A conversation with Rev. Songbird
1:13 a.m.
The morning of 9/11 I was standing in my friend Donna’s office at the Methodist Retirement Center where I was one of three part-time chaplains.
“I heard a plane hit the WTC,” Donna said. “I’m going to find a TV.” I joined her, and the day of horror began.
The thing about cognitively impaired old folks is, their emotional antenna are more acute than other people’s. They may not be able to spell out why they feel fear or angst, but they feel it keenly. And they pick up whatever’s floating in the air.
So I spent the day playing on the piano soothing old time hymns of faith.
By day’s end my fingers fell off.
A month later, emotionally overwhelmed, I resigned. The company (which was building an upscale new facility in Williamsburg VA) had no use for three chaplains.
Knowing one of us three was to be let go, and knowing I was about to go on disability, I chose to be the one to get the ax. Might have been me any way.
My 25 year old supervisor and I never got along. (The Associate Administrator said of her, “This chick is going places.”)
I had this odd notion that a Methodist facility ought to understand pastoral care as a discipline, and view ordained clergy as professionals, whom a secular MSW grad would not be prepared to supervise. But like so many facilities, this one was Methodist mostly when raising money and recruiting new residents and volunteers. The rest of the time administration was almost always business and secular.
With some relief I began life on disability. My days began to be more and more ordered by osteo arthritis and cerebral palsy from infancy.
What’s it all about, Alfie?
What’s it all about? If you’re just eating and sleeping and watching the Food Channel, the meaning of life on a 1 to 10 scale (1 = little, no meaning) sinks quickly to minus 10.
My online friend Rev. Songbird mentions her search for the meaning of illness. So here’s my shot.
I found you’re invisible even to a well meaning church, if you can’t be there on Sundays at 11. So with the help of cool neighbors and committed seekers, I began a couple Bible studies in my home. The psalms. How to pray. Now at Christmas: Mary, the mother of Jesus according to the NT.
I write the blog, though lately I’ve questioned its value. Frankly, I feel called to silence. To the ancient spiritual riches of the early and medieval church.
So I don’t chat with other bloggers. No surprise then you don’t often chat with me.
My call to silence, to seek the Center, has grown stronger. Our fractured, faltering, dark, globally warming planet with its mass extinctions and vanishing habitats, needs new colonies of the committed, whether Buddhist, Islamic, Christian, Hindu, Jew. More than once in history, renewal movements have begun with a few.
Illness and vocation
Illness can be acute, like my wife’s current bout with heart and kidney disease. Frightening, it shreds your schedule, stops you dead in your tracks. Suddenly all the demands of schedule are stripped away. There you are, dependent on God, subject to contingencies of which even the best health experts are only somewhat aware.

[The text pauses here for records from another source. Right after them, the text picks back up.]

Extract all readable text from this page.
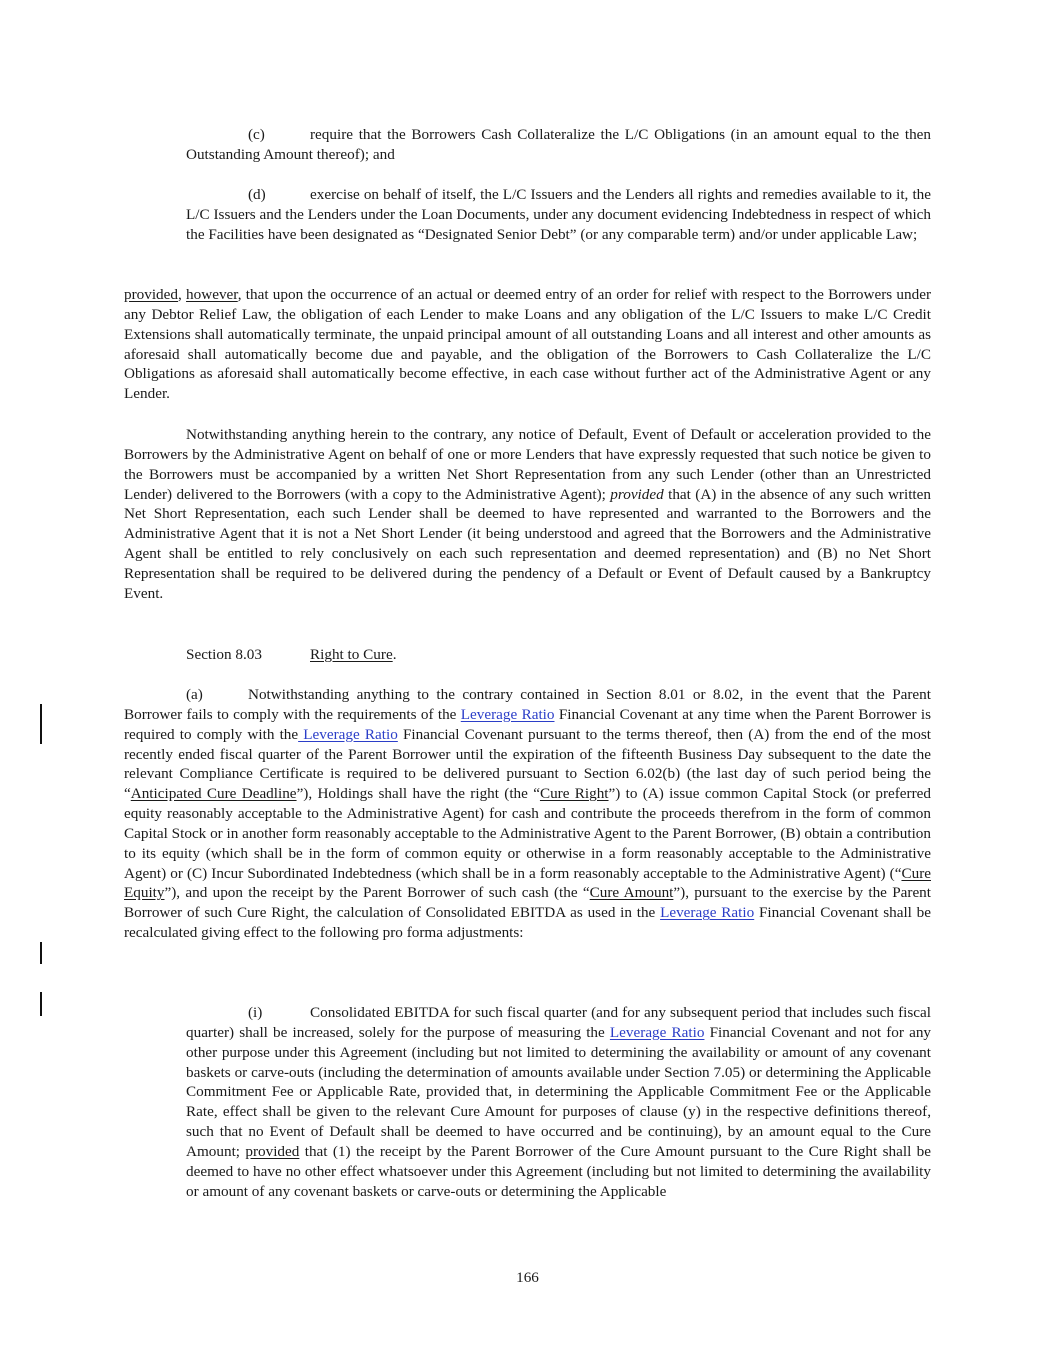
(c)	require that the Borrowers Cash Collateralize the L/C Obligations (in an amount equal to the then Outstanding Amount thereof); and

(d)	exercise on behalf of itself, the L/C Issuers and the Lenders all rights and remedies available to it, the L/C Issuers and the Lenders under the Loan Documents, under any document evidencing Indebtedness in respect of which the Facilities have been designated as “Designated Senior Debt” (or any comparable term) and/or under applicable Law;

provided, however, that upon the occurrence of an actual or deemed entry of an order for relief with respect to the Borrowers under any Debtor Relief Law, the obligation of each Lender to make Loans and any obligation of the L/C Issuers to make L/C Credit Extensions shall automatically terminate, the unpaid principal amount of all outstanding Loans and all interest and other amounts as aforesaid shall automatically become due and payable, and the obligation of the Borrowers to Cash Collateralize the L/C Obligations as aforesaid shall automatically become effective, in each case without further act of the Administrative Agent or any Lender.

Notwithstanding anything herein to the contrary, any notice of Default, Event of Default or acceleration provided to the Borrowers by the Administrative Agent on behalf of one or more Lenders that have expressly requested that such notice be given to the Borrowers must be accompanied by a written Net Short Representation from any such Lender (other than an Unrestricted Lender) delivered to the Borrowers (with a copy to the Administrative Agent); provided that (A) in the absence of any such written Net Short Representation, each such Lender shall be deemed to have represented and warranted to the Borrowers and the Administrative Agent that it is not a Net Short Lender (it being understood and agreed that the Borrowers and the Administrative Agent shall be entitled to rely conclusively on each such representation and deemed representation) and (B) no Net Short Representation shall be required to be delivered during the pendency of a Default or Event of Default caused by a Bankruptcy Event.

Section 8.03	Right to Cure.

(a)	Notwithstanding anything to the contrary contained in Section 8.01 or 8.02, in the event that the Parent Borrower fails to comply with the requirements of the Leverage Ratio Financial Covenant at any time when the Parent Borrower is required to comply with the Leverage Ratio Financial Covenant pursuant to the terms thereof, then (A) from the end of the most recently ended fiscal quarter of the Parent Borrower until the expiration of the fifteenth Business Day subsequent to the date the relevant Compliance Certificate is required to be delivered pursuant to Section 6.02(b) (the last day of such period being the “Anticipated Cure Deadline”), Holdings shall have the right (the “Cure Right”) to (A) issue common Capital Stock (or preferred equity reasonably acceptable to the Administrative Agent) for cash and contribute the proceeds therefrom in the form of common Capital Stock or in another form reasonably acceptable to the Administrative Agent to the Parent Borrower, (B) obtain a contribution to its equity (which shall be in the form of common equity or otherwise in a form reasonably acceptable to the Administrative Agent) or (C) Incur Subordinated Indebtedness (which shall be in a form reasonably acceptable to the Administrative Agent) (“Cure Equity”), and upon the receipt by the Parent Borrower of such cash (the “Cure Amount”), pursuant to the exercise by the Parent Borrower of such Cure Right, the calculation of Consolidated EBITDA as used in the Leverage Ratio Financial Covenant shall be recalculated giving effect to the following pro forma adjustments:

(i)	Consolidated EBITDA for such fiscal quarter (and for any subsequent period that includes such fiscal quarter) shall be increased, solely for the purpose of measuring the Leverage Ratio Financial Covenant and not for any other purpose under this Agreement (including but not limited to determining the availability or amount of any covenant baskets or carve-outs (including the determination of amounts available under Section 7.05) or determining the Applicable Commitment Fee or Applicable Rate, provided that, in determining the Applicable Commitment Fee or the Applicable Rate, effect shall be given to the relevant Cure Amount for purposes of clause (y) in the respective definitions thereof, such that no Event of Default shall be deemed to have occurred and be continuing), by an amount equal to the Cure Amount; provided that (1) the receipt by the Parent Borrower of the Cure Amount pursuant to the Cure Right shall be deemed to have no other effect whatsoever under this Agreement (including but not limited to determining the availability or amount of any covenant baskets or carve-outs or determining the Applicable

166
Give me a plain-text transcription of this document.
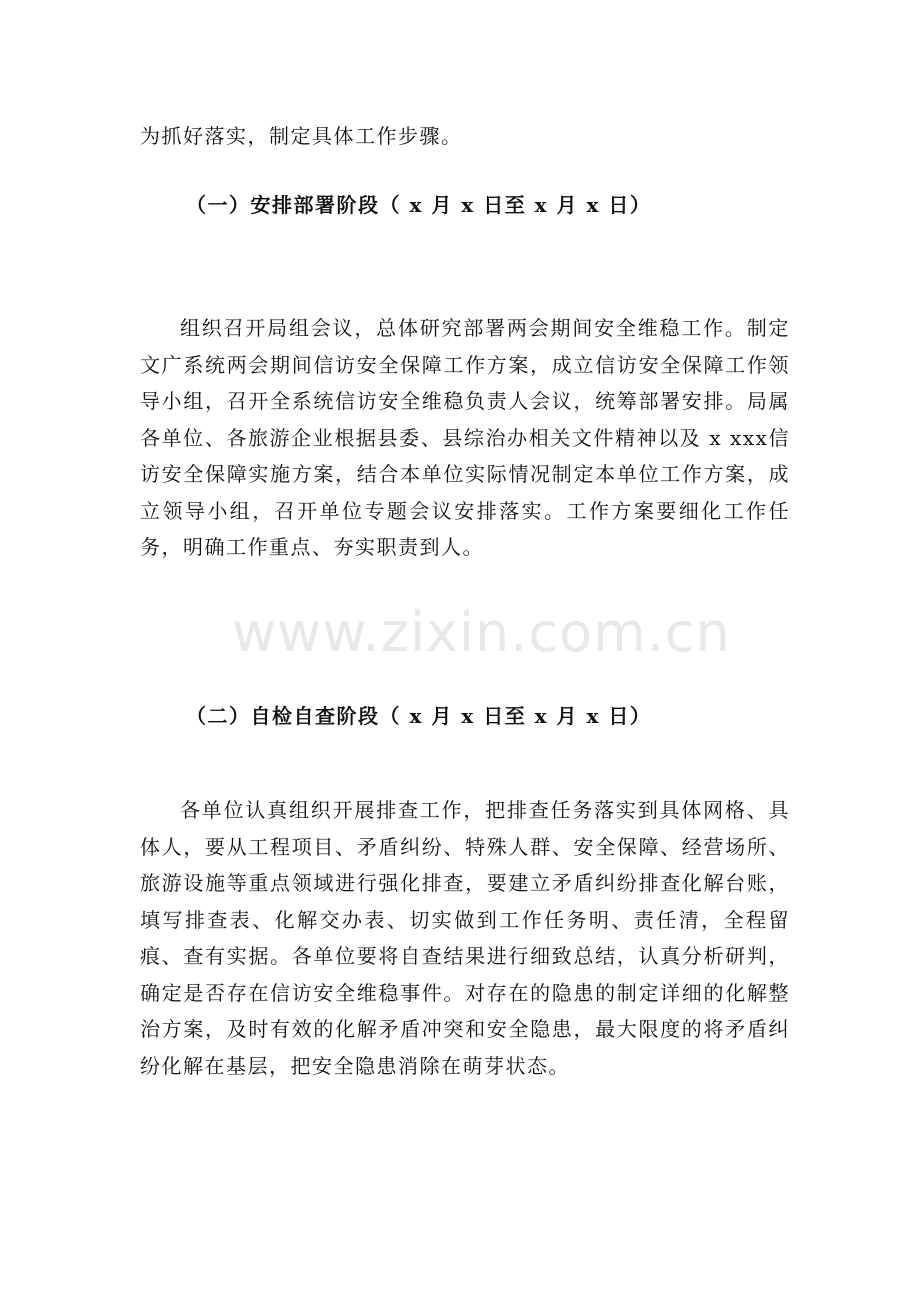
为抓好落实，制定具体工作步骤。
（一）安排部署阶段（ x 月 x 日至 x 月 x 日）
组织召开局组会议，总体研究部署两会期间安全维稳工作。制定文广系统两会期间信访安全保障工作方案，成立信访安全保障工作领导小组，召开全系统信访安全维稳负责人会议，统筹部署安排。局属各单位、各旅游企业根据县委、县综治办相关文件精神以及 x xxx信访安全保障实施方案，结合本单位实际情况制定本单位工作方案，成立领导小组，召开单位专题会议安排落实。工作方案要细化工作任务，明确工作重点、夯实职责到人。
（二）自检自查阶段（ x 月 x 日至 x 月 x 日）
各单位认真组织开展排查工作，把排查任务落实到具体网格、具体人，要从工程项目、矛盾纠纷、特殊人群、安全保障、经营场所、旅游设施等重点领域进行强化排查，要建立矛盾纠纷排查化解台账，填写排查表、化解交办表、切实做到工作任务明、责任清，全程留痕、查有实据。各单位要将自查结果进行细致总结，认真分析研判，确定是否存在信访安全维稳事件。对存在的隐患的制定详细的化解整治方案，及时有效的化解矛盾冲突和安全隐患，最大限度的将矛盾纠纷化解在基层，把安全隐患消除在萌芽状态。
www.zixin.com.cn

Illness can be chronic, creeping along, the little red wagon on the shoulder of the interstate. Getting a bag of groceries takes all morning. Rest becomes the second commandment.
So much you thought you’d do with your life won’t get done. Ever.
So what you do has to count. It has to cover the essentials. Love God. Love spouse, kids, extended family, neighbors.
Your further calling shrinks to one or two specialties like writing or cooking or weaving. And your flock becomes one or two or five or six whom God gives you to love and be loved by, in return.
More than anything else, chronic illness teaches you to loosen your grip; hold life as if it were a cat that wants to scamper away at any moment.
For at any moment all that you call yours in life may be gone.
Cherish it now, while it is day.

Photo by Mary Fran
I’m trying, John. I’m trying. And thank you.
Me, too, some days I do OK; others, I tank.